I still did not give up hope. The recent national planning framework says the same thing we have been saying for 30 years: that we must go back into the centre and the core. I thought there may still be hope. I still said to my wife when I got home at night that the situation was about to change and that we were going to move to sustainable transport. What happened? The national development plan abandoned sustainable transport. It is all about roads, as is ever the case. It states that 50% of new housing will be built outside existing urban areas. How does one square that with the national planning framework? This is being run by IBEC. We have a big industrial base that knows how to make money out of roads. Even if the roads do not make transport sense, they make economic sense because people are good at making money out of making roads. I am sorry if that is a cynical attitude, but I am releasing 30 years of frustration.

Politics, which trumps everything, is part of the problem. One may have all the bottom-up touchy-feely approach but it is top-down politics that counts. According to the NTA household travel survey, some 75% of journeys - 80% nationwide - are by car, while public transport accounts for 5% of trips. Politicians are not stupid. Advertising agencies spend millions promising people that if we get another little bit of road, we will finally be free. Politicians represent the 80% who travel by car and are very sensitive to their wishes, so we steer based on that false promise.

Another reason that we have not moved to a sustainable transport system is that doing so is difficult. The bottom-up touchy-feely approach is needed because this involves reallocating space and it is difficult to do so when 75% of journeys are by car and one wants to reduce that rate. This is about parking, trucks and winning back space for children, cyclists, elderly persons, blind persons or anyone else who is not involved in the big industrial roads-based system which aims to keep making money out of cars and, as such does not count.

Dr. Devaney is correct in her point on framing. I saw Deputy Michael Healy-Rae with his flat cap on television last night. I have great time for him, but he was saying that he is not sure about the proposals for sustainability and asking what about the poor people and farmers. It is the same old framing. What about the 200,000 people who commute for more than two hours a day, which is injurious to their health? Some 80,000 of them have young children. What about the children who do not see their parents? What about the 80% of Irish children who do not get the recommended level of daily exercise because of the system we have created? Will that ever be taken into account on a prime time show or in the framing of this debate? It will not.

My hopes were raised by the climate action plan because it seemed that there was some urgency about it. Officials in the Department of Transport, Tourism and Sport appeared before the committee, but their performance was excruciatingly poor. They did not know what was their ambition for 2030. Representatives of Transport Infrastructure Ireland appeared before the committee and were asked - I will never forget it - for their solution to gridlock in Dublin. The solution they published is to widen the N7 between Naas and Newbridge as well as the N6, the N3, the N2 and the N11. That was their answer to the question of how to improve transport in Dublin.

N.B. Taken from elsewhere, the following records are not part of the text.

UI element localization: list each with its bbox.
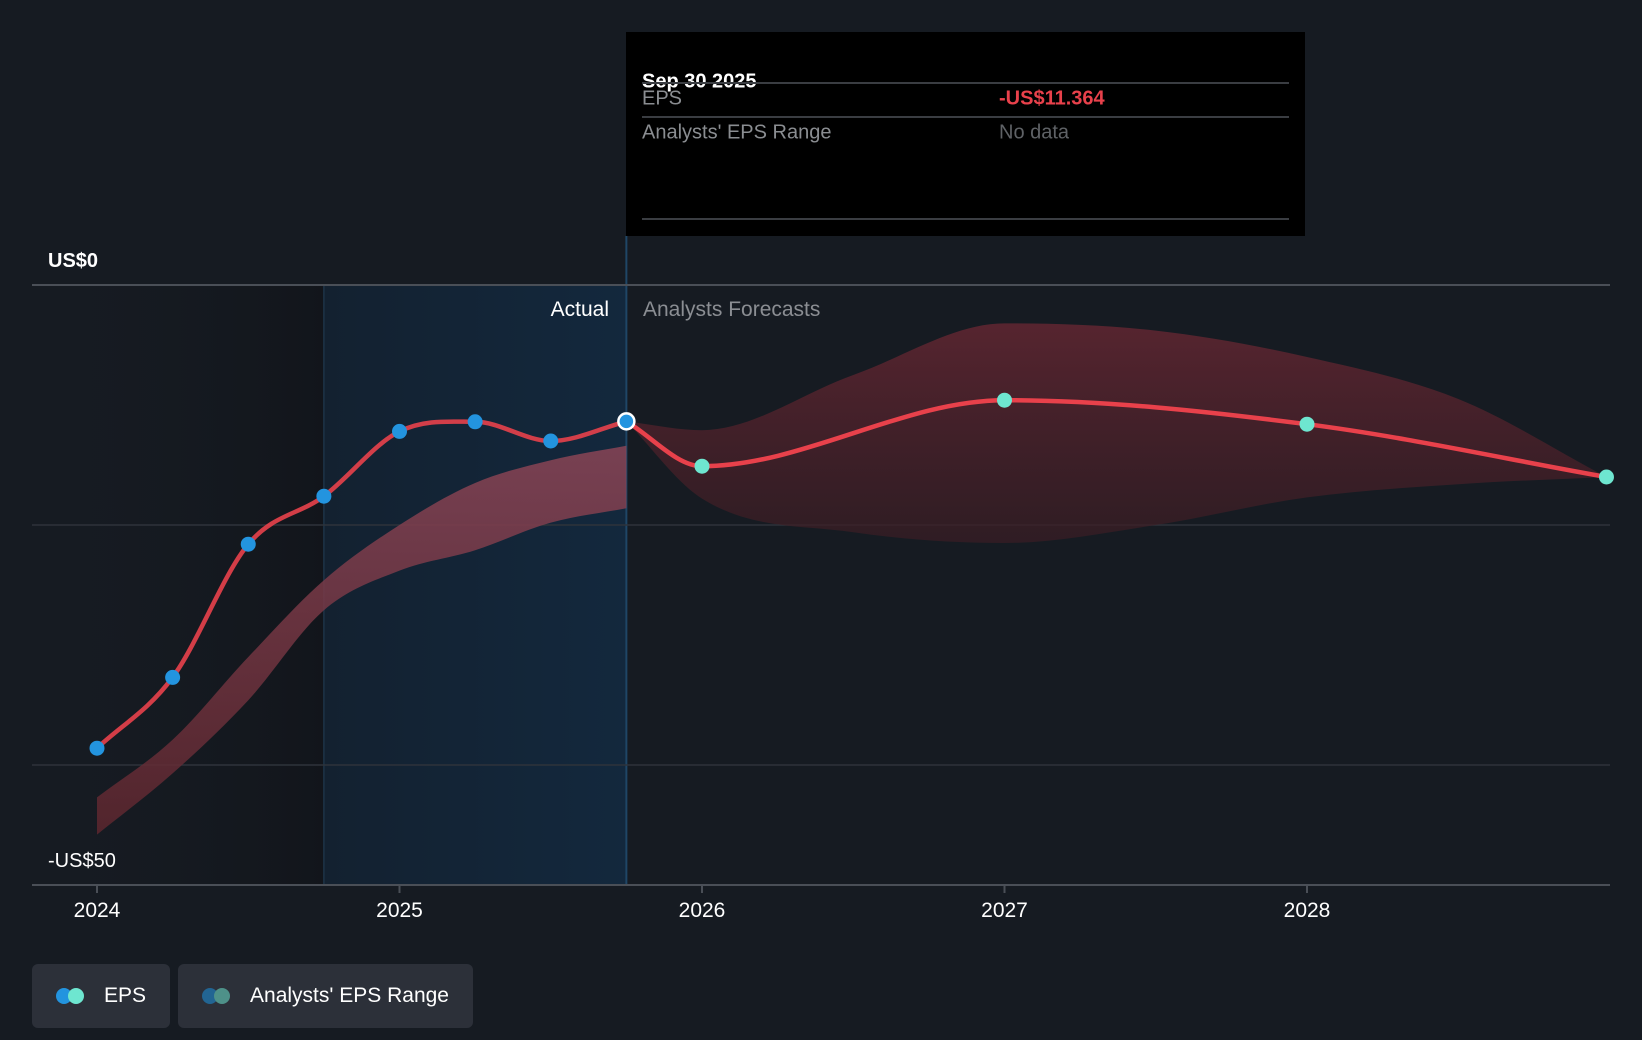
x-tick-label: 2024 <box>74 899 121 922</box>
x-tick-label: 2027 <box>981 899 1028 922</box>
y-tick-label-bottom: -US$50 <box>48 850 116 872</box>
legend-label-eps-range: Analysts' EPS Range <box>250 984 449 1007</box>
x-tick-label: 2026 <box>679 899 726 922</box>
eps-point-forecast[interactable] <box>694 458 710 474</box>
eps-point-actual[interactable] <box>165 669 181 685</box>
eps-point-actual[interactable] <box>316 488 332 504</box>
x-tick-label: 2025 <box>376 899 423 922</box>
eps-point-actual[interactable] <box>392 423 407 439</box>
actual-region-background <box>323 285 627 885</box>
forecast-region-label: Analysts Forecasts <box>643 298 820 321</box>
tooltip-eps-value: -US$11.364 <box>999 87 1105 110</box>
eps-legend-icon <box>56 988 86 1004</box>
legend-item-eps[interactable]: EPS <box>32 964 171 1028</box>
eps-point-actual[interactable] <box>467 414 483 430</box>
tooltip-eps-label: EPS <box>642 87 683 110</box>
legend: EPS Analysts' EPS Range <box>32 964 473 1028</box>
eps-point-actual[interactable] <box>89 740 105 756</box>
tooltip-date: Sep 30 2025 <box>642 70 757 93</box>
legend-dot-forecast <box>68 988 84 1004</box>
tooltip-divider <box>642 116 1289 118</box>
past-region-background <box>32 285 324 885</box>
tooltip-divider <box>642 82 1289 84</box>
actual-region-label: Actual <box>551 298 609 321</box>
eps-range-legend-icon <box>202 988 232 1004</box>
x-tick-label: 2028 <box>1284 899 1331 922</box>
eps-range-band-past <box>97 445 627 835</box>
legend-dot-range-forecast <box>214 988 231 1004</box>
eps-point-forecast[interactable] <box>997 392 1012 408</box>
legend-item-eps-range[interactable]: Analysts' EPS Range <box>178 964 473 1028</box>
tooltip-range-value: No data <box>999 121 1070 144</box>
eps-range-band-forecast <box>626 323 1607 543</box>
eps-point-actual[interactable] <box>543 433 559 449</box>
legend-label-eps: EPS <box>104 984 147 1007</box>
eps-point-forecast[interactable] <box>1299 416 1315 432</box>
y-tick-label-top: US$0 <box>48 250 98 272</box>
eps-point-forecast[interactable] <box>1598 469 1614 485</box>
eps-point-highlighted[interactable] <box>617 412 636 431</box>
tooltip: Sep 30 2025 EPS -US$11.364 Analysts' EPS… <box>626 32 1305 236</box>
eps-point-actual[interactable] <box>240 536 256 552</box>
tooltip-range-label: Analysts' EPS Range <box>642 121 832 144</box>
tooltip-divider <box>642 218 1289 220</box>
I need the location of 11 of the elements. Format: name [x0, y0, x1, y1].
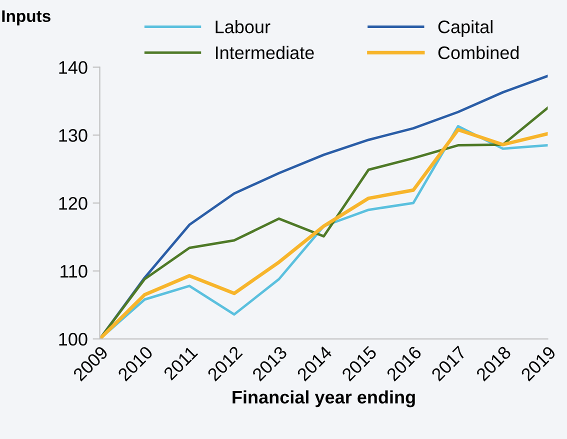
y-tick-label: 120 [59, 196, 88, 210]
y-axis-title: Inputs [2, 10, 50, 26]
legend-label: Labour [216, 20, 270, 34]
y-tick-label: 100 [59, 332, 88, 346]
y-tick-label: 110 [60, 264, 88, 278]
y-tick-label: 140 [59, 61, 88, 74]
x-axis-title: Financial year ending [232, 390, 415, 408]
legend-label: Capital [438, 20, 492, 37]
y-tick-label: 130 [59, 129, 88, 142]
legend-label: Intermediate [216, 46, 314, 60]
legend-label: Combined [438, 46, 519, 60]
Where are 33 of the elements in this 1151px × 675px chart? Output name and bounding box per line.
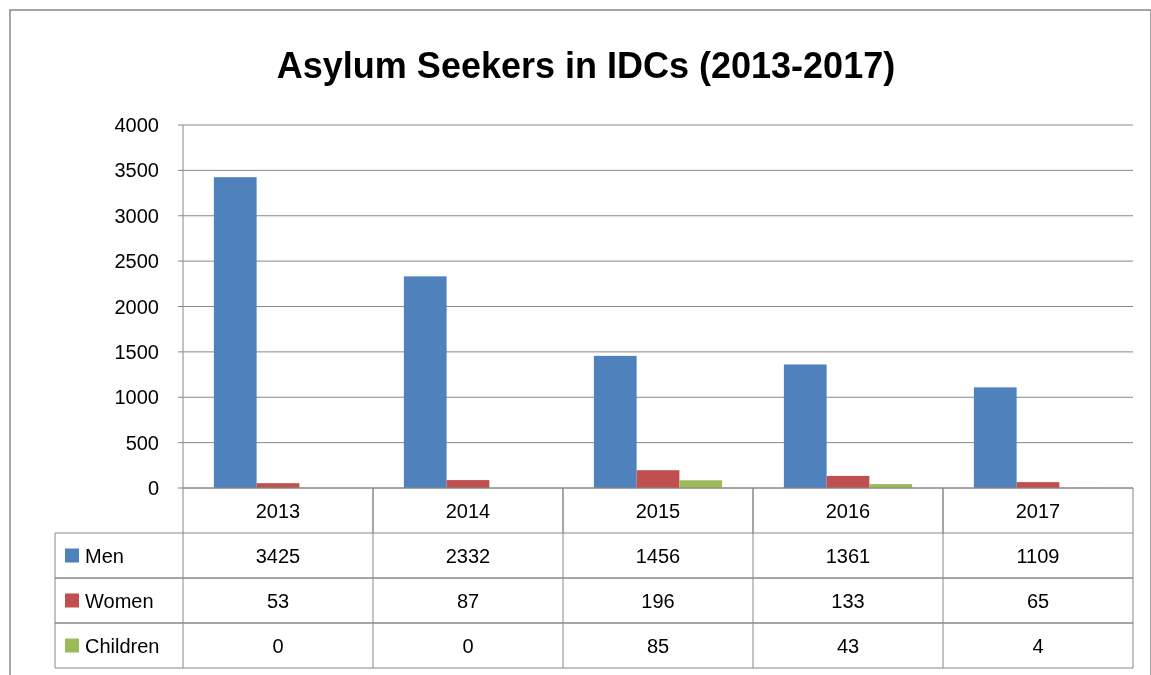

There is some brilliant stuff in the climate action plan around governance and the action plans approach to beginning to work on this area. Everything it contains in that respect is right. However, the section delaying with transport is an utter disgrace. Deputy Murphy is right that we need other people to start saying that. I challenge anyone to point out where I am wrong. The reliance on a McKinsey marginal abatement cost curve, MACC, is so early 2000s in terms of climate change policy that it is embarrassing. The promise of a cycling office is so 1990s. We have heard that promise so often that I am tired of it. The promise of a scrappage scheme that has not even been worked out sounds like it comes from Society of the Irish Motor Industry. It is ill thought-out and inappropriate. The doubling of the number of electric vehicles on the back of a McKinsey MACC curve is not good enough, given that we spent two years at this. The Department should be ashamed if that is the best it can come up with.